Stephen Hawking hat seine Prognose, nach der wir uns einen neuen Planeten suchen müssen, inzwischen auf 100 Jahre verkürzt. Intelligente (??) Wirtschaftsmanager planen ernsthaft eine Besiedelung von anderen Planeten wie dem Mars statt Geld und Aufwand in eine sinnvolle und schonende Nutzung unserer Erde zu stecken.
Warren Buffett: ”There’s class warfare, all right, but it’s my class, the rich class, that’s making war, and we’re winning.” - im Interview mit Ben Stein in New York Times, 26. November 2006)
Ich werde das nicht mehr erleben und bin froh, keine Enkel zu haben.
little Louis am Permanenter Link
Zu:
Ich frage mich, was die Menschen in den Nazi- Vernichtungslagern, die Menschen im Feuersturm im brennenden Dresden, in den Grabenkämpfen im ersten Weltkrieg, auf den Sklavenschiffen vor und während der Kolonialzeit, die Menschen auf den Hexen- grillfeuern oder in den Inquisitionskellern, die "Indigenen" in den kolonialen Sklaven-Silberminen Südamerikas ............
......zu einem solchen Kommentar sagen würden. Bin ich deswegen ein "notorischer Optimist"? Gerade auch weil sich in der "Ersten und zweiten Welt" für die meisten etwas (relativ) verbessert hat, glaube ich, dass Humanisten den Anspruch haben sollten, die Lebensverhältnisse auch im Rest der Welt zu verbessern.
Aber leider reicht es dazu vermutlich leider nicht aus, auf diesem Portal ein wenig herumzuphilosophieren. Denn: "There`s class warefare.......
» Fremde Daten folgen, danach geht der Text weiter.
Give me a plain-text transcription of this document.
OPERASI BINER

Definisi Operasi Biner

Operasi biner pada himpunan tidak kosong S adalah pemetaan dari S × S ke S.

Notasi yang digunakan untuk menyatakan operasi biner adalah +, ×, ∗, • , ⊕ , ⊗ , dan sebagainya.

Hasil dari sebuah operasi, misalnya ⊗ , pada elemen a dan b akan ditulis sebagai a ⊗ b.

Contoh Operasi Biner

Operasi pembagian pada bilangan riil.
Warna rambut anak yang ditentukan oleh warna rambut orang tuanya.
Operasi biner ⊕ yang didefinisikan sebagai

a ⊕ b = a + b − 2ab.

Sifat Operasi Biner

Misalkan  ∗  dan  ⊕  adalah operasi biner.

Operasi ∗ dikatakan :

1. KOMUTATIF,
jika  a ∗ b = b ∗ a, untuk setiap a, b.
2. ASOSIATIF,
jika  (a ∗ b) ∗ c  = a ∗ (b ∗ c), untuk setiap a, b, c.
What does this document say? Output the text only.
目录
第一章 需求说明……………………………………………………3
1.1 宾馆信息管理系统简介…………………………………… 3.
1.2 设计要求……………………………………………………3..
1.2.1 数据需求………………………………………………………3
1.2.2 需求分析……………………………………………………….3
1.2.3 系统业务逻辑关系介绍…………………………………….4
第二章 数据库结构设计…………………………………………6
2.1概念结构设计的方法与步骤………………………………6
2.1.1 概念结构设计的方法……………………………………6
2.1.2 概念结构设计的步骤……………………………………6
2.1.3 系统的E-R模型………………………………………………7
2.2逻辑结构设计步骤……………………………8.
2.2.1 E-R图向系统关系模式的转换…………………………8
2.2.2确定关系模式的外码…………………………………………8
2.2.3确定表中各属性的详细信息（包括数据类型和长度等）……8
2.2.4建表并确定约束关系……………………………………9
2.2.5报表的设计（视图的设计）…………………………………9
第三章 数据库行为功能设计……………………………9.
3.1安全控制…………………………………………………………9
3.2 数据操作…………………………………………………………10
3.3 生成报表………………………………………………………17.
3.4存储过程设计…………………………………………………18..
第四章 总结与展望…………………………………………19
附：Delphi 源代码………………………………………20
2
Auch wenn ich etwas nicht mehr erleben werde, wünsche ich mir irrationalerweise für alle Enkel dieser Welt freiheitlich humane Verhältnisse. Und die Ratio sagt mir, dass dies bei Fortbestehen der durch extreme Kapitalansammlung erzeugten Machtanhäufung bei wenigen Elitegruppen wohl kaum zu ereichen sein wird.